Freddie Mac Accused of Betting Against Homeowners

National Public Radio reported allegations Jan. 30 that Freddie Mac bet against struggling borrowers looking to refinance mortgages, and now the Federal Housing Finance Agency is under pressure to explain a Collateralized Mortgage Obligation tool known as an “inverse floater.”

 

According to an investigation by NPR and ProPublica, an independent, nonprofit newsroom, Freddie Mac allegedly invested billions of dollars betting that a certain segment of U.S. homeowners will not be able to refinance their mortgages at today’s historically low rates. NPR further alleged that Freddie has instituted strict underwriting standards that barred homeowners from refinancing for financial gain; the more high-interest loans the government-sponsored enterprise holds the more money it makes.

 

NPR reported that in 2010 and 2011, Freddie sold home loans packaged as mortgage-backed securities but held back a potion of high-risk loans unlikely to qualify for refinancing due to stricter financing guidelines. As a result, those loans provided the GSE with a steady stream of income — income that would decrease if homeowners were allowed to refinance at lower rates.

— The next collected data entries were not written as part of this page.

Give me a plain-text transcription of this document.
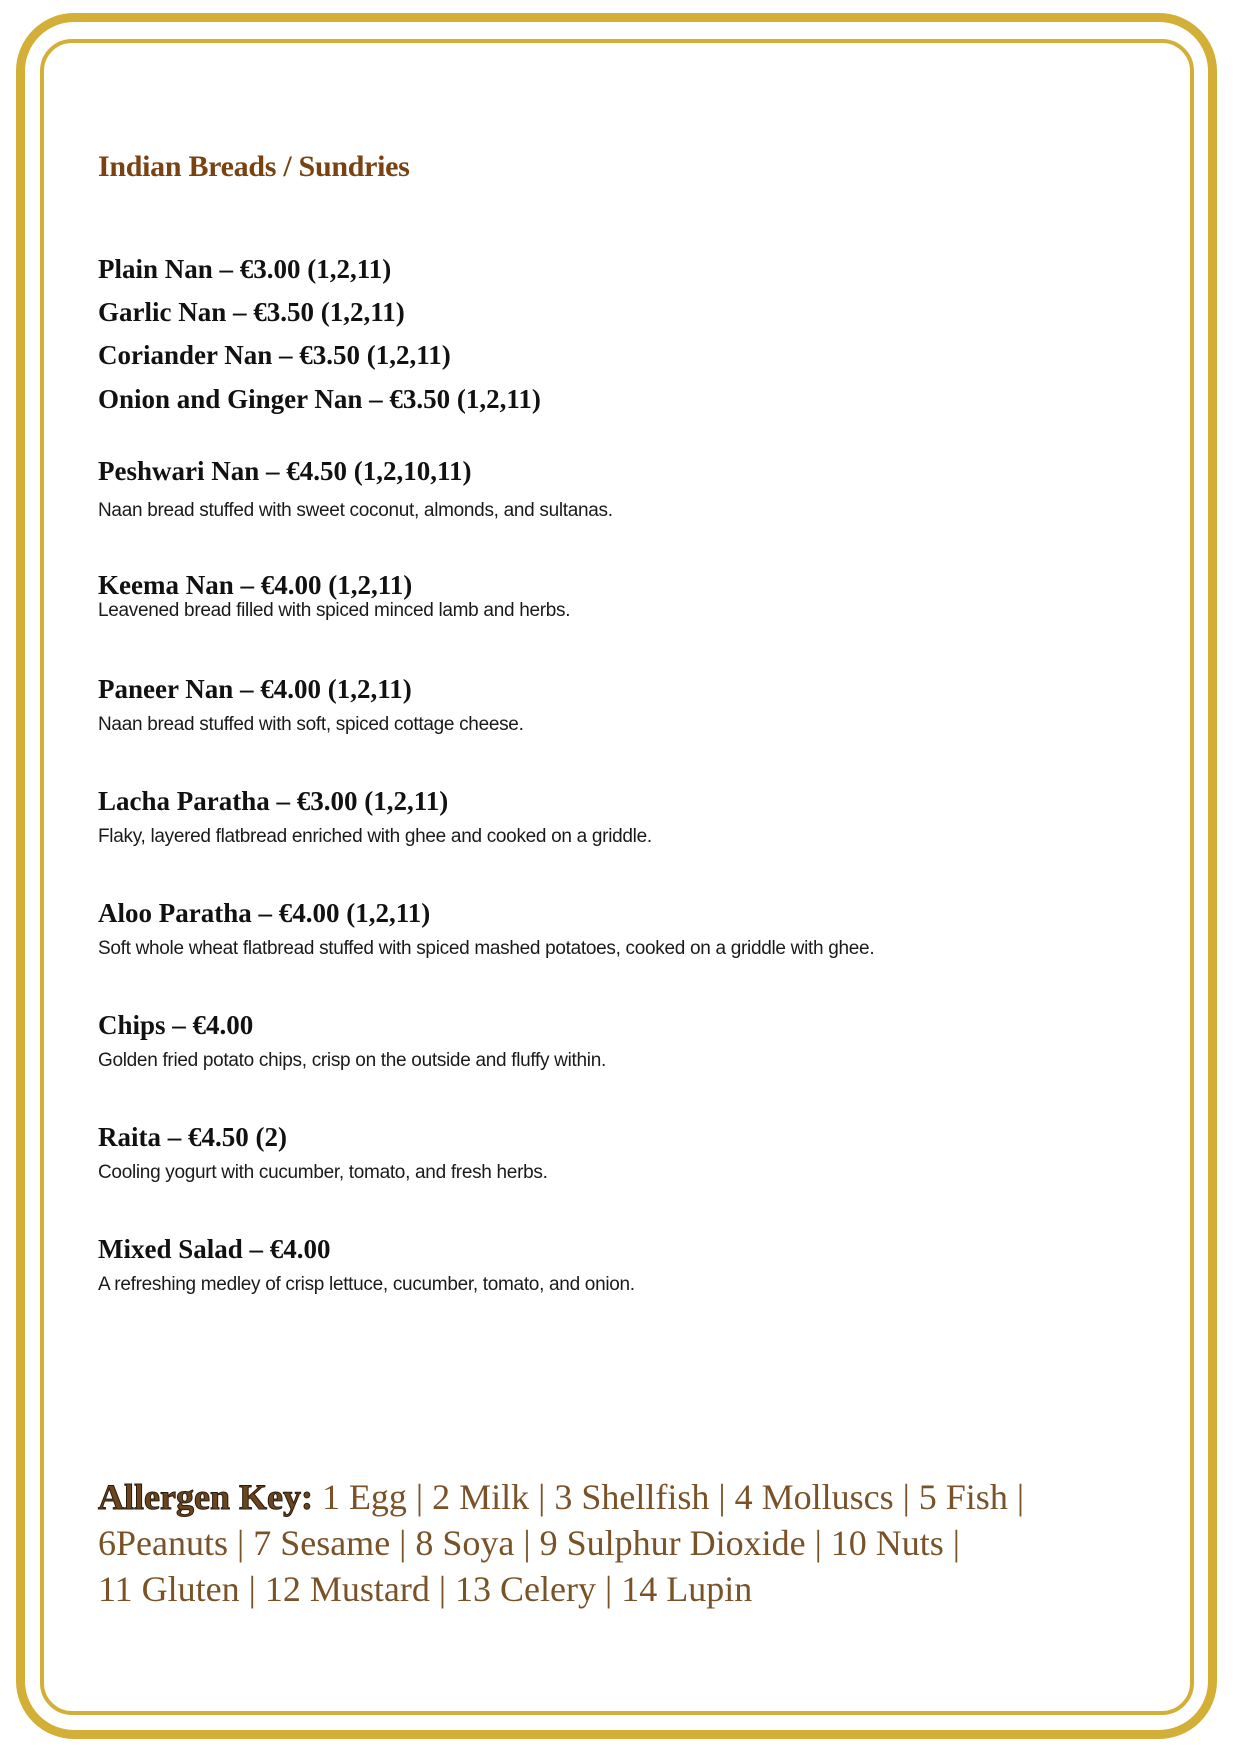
Indian Breads / Sundries
Plain Nan – €3.00 (1,2,11)
Garlic Nan – €3.50 (1,2,11)
Coriander Nan – €3.50 (1,2,11)
Onion and Ginger Nan – €3.50 (1,2,11)
Peshwari Nan – €4.50 (1,2,10,11)
Naan bread stuffed with sweet coconut, almonds, and sultanas.
Keema Nan – €4.00 (1,2,11)
Leavened bread filled with spiced minced lamb and herbs.
Paneer Nan – €4.00 (1,2,11)
Naan bread stuffed with soft, spiced cottage cheese.
Lacha Paratha – €3.00 (1,2,11)
Flaky, layered flatbread enriched with ghee and cooked on a griddle.
Aloo Paratha – €4.00 (1,2,11)
Soft whole wheat flatbread stuffed with spiced mashed potatoes, cooked on a griddle with ghee.
Chips – €4.00
Golden fried potato chips, crisp on the outside and fluffy within.
Raita – €4.50 (2)
Cooling yogurt with cucumber, tomato, and fresh herbs.
Mixed Salad – €4.00
A refreshing medley of crisp lettuce, cucumber, tomato, and onion.
Allergen Key: 1 Egg | 2 Milk | 3 Shellfish | 4 Molluscs | 5 Fish |
6Peanuts | 7 Sesame | 8 Soya | 9 Sulphur Dioxide | 10 Nuts |
11 Gluten | 12 Mustard | 13 Celery | 14 Lupin
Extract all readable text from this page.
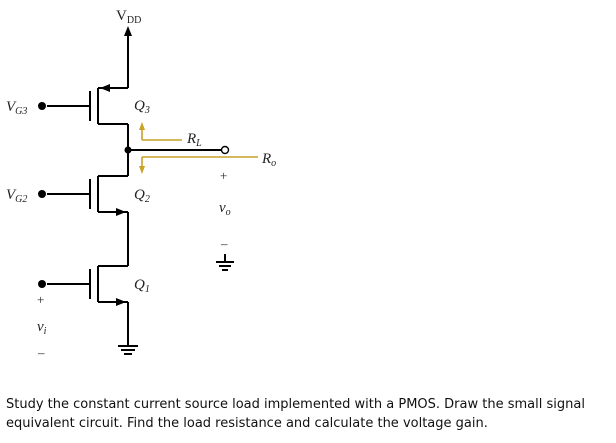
$V_{DD}$
$V_{G3}$	$Q_3$
$R_L$
$R_o$
+
$v_o$
–
$V_{G2}$	$Q_2$
$Q_1$
+
$v_i$
–

Study the constant current source load implemented with a PMOS. Draw the small signal equivalent circuit. Find the load resistance and calculate the voltage gain.
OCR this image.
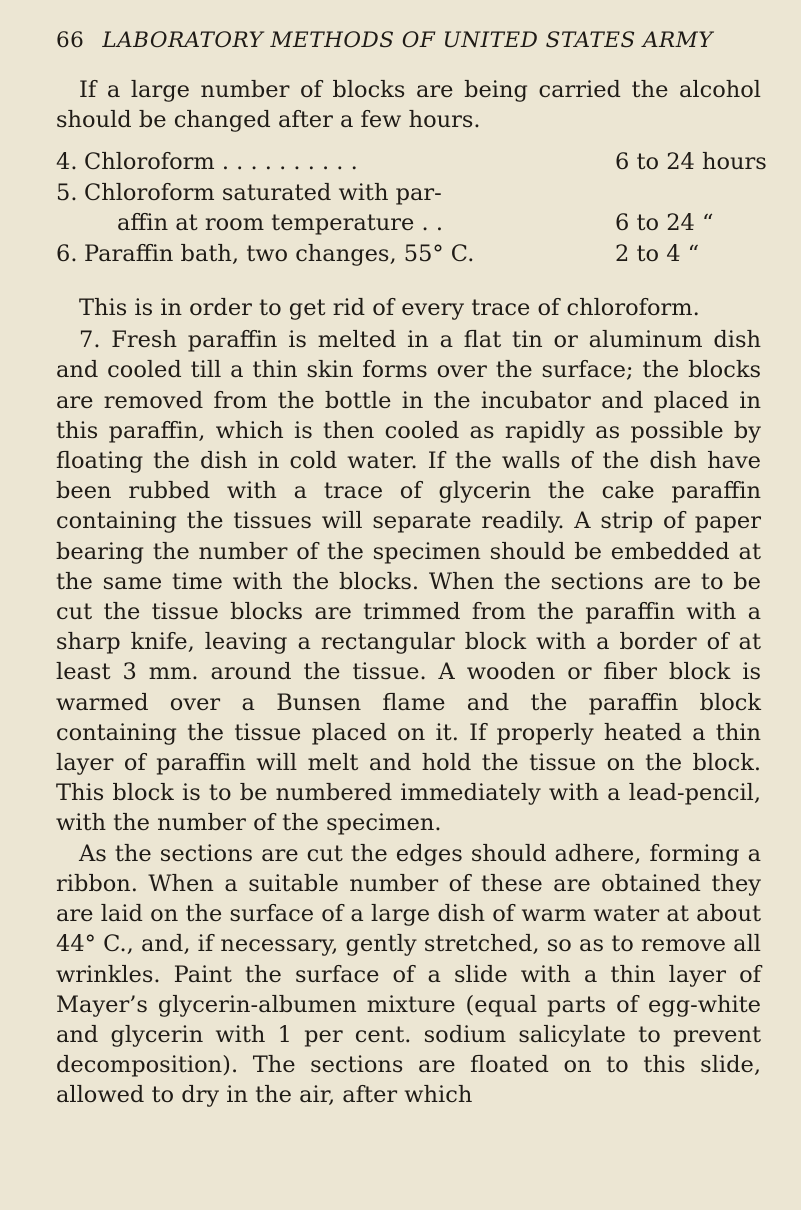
66 LABORATORY METHODS OF UNITED STATES ARMY

If a large number of blocks are being carried the alcohol should be changed after a few hours.

4. Chloroform . . . . . . . . . .	6 to 24 hours
5. Chloroform saturated with par-
affin at room temperature . .	6 to 24 “
6. Paraffin bath, two changes, 55° C.	2 to 4 “

This is in order to get rid of every trace of chloroform.

7. Fresh paraffin is melted in a flat tin or aluminum dish and cooled till a thin skin forms over the surface; the blocks are removed from the bottle in the incubator and placed in this paraffin, which is then cooled as rapidly as possible by floating the dish in cold water. If the walls of the dish have been rubbed with a trace of glycerin the cake paraffin containing the tissues will separate readily. A strip of paper bearing the number of the specimen should be embedded at the same time with the blocks. When the sections are to be cut the tissue blocks are trimmed from the paraffin with a sharp knife, leaving a rectangular block with a border of at least 3 mm. around the tissue. A wooden or fiber block is warmed over a Bunsen flame and the paraffin block containing the tissue placed on it. If properly heated a thin layer of paraffin will melt and hold the tissue on the block. This block is to be numbered immediately with a lead-pencil, with the number of the specimen.

As the sections are cut the edges should adhere, forming a ribbon. When a suitable number of these are obtained they are laid on the surface of a large dish of warm water at about 44° C., and, if necessary, gently stretched, so as to remove all wrinkles. Paint the surface of a slide with a thin layer of Mayer’s glycerin-albumen mixture (equal parts of egg-white and glycerin with 1 per cent. sodium salicylate to prevent decomposition). The sections are floated on to this slide, allowed to dry in the air, after which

These types of CMOs are called “inverse floaters.”

 

FHFA officials released a statement Jan. 30 refuting the allegations and re-emphasizing the GSE’s commitment to helping struggling borrowers. “Freddie Mac’s retained portfolio investment in inverse floaters did not have any impact on the recent changes to the Home Affordable Refinance Program,” the statement noted. “In evaluating changes to HARP, FHFA specifically directed both Enterprises not to consider changes in their own investment income as part of the HARP evaluation process.” The FHFA statement also noted that Freddie no longer retains inverse floaters.

 

Chris Mayer, a Columbia University economist, told NPR that, “A widespread refinancing program would have many benefits … not only helping the economy and putting tens of billions of dollars back in consumers’ pockets, the equivalent of a very long-term tax cut.” While he acknowledged that inverse floater trades give GSEs a short-term incentive to deny refinancing, they don’t make sense in the long term because of the increased likelihood of foreclosures and resultant financial losses.